Som Phouangpraseuth – Norconex Inc

This year I was given the privilege to attend my first KubeCon + CloudNativeCon North America 2020 virtually. This event spans four days consisting of virtual activities such as visiting vendor booths, learning about Cloud Native projects, and exploring the advancement of cloud native computing.

The keynote started off by paying respects to the passing of the legendary Dan Kohn. Kohn’s influence has changed how we do online shopping to research on the internet and made ways for the new evolutions of The Linux Foundation and Cloud Native Computing Foundation for an exciting future for many generations to come, while supporting the creation of sustainable open source ecosystems.
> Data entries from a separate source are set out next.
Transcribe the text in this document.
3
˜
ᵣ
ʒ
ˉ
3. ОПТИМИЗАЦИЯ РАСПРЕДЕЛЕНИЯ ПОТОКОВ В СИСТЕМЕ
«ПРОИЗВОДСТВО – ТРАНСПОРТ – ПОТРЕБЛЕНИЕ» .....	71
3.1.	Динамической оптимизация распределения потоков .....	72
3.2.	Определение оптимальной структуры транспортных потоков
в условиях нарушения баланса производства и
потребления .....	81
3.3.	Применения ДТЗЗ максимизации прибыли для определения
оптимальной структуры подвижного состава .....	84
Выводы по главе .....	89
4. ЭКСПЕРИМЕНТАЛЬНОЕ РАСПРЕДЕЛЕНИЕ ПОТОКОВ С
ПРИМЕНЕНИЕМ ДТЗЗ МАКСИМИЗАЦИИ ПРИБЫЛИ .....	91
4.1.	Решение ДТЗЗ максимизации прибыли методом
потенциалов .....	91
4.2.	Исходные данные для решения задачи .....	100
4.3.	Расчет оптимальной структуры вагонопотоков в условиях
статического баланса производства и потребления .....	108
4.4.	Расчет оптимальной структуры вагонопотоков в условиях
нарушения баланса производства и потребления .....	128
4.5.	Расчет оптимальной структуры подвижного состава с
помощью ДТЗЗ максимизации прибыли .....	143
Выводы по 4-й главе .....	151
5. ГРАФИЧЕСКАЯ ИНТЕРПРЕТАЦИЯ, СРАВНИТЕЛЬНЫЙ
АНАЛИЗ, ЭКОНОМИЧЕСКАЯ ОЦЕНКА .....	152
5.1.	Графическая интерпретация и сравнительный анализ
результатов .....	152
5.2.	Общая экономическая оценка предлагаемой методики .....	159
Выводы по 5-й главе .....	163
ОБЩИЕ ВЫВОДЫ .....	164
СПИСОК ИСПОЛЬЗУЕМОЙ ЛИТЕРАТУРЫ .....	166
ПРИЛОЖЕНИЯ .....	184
There were glitches while live streaming from the virtual conference platform, which was to be expected due to the real-time heavy load test that is not desirable in any production environments. Fortunately, on-demand recordings of the presentations are now available.

Slack channels can be joined from cloud-native.slack.com to communicate with others from channels like #kubecon-mixandmingle and other KubeCon-related topics. This feature provides a great way to connect with the KubeCon audience virtually even after the event is over.

KubeCon provides many 101 learning and tutorial events about the service CNCF projects offer and how it can help with the 3 main pillars that I am involved with daily: automation, dev-ops, and observability. Each of the pillar implementations are usually done in parallel, for instance, continuous development and continuous deployment required automation in building the pipeline, involves creating codes and having knowledge in operations architecture planning. Once deployed, the observability of the services running would be required to monitor for smooth services deliver to users. Many of the projects from the CNCF provide the services front to help create the development flow from committing code that gets deployed into the cloud services and providing monitoring capabilities to the secured mesh services.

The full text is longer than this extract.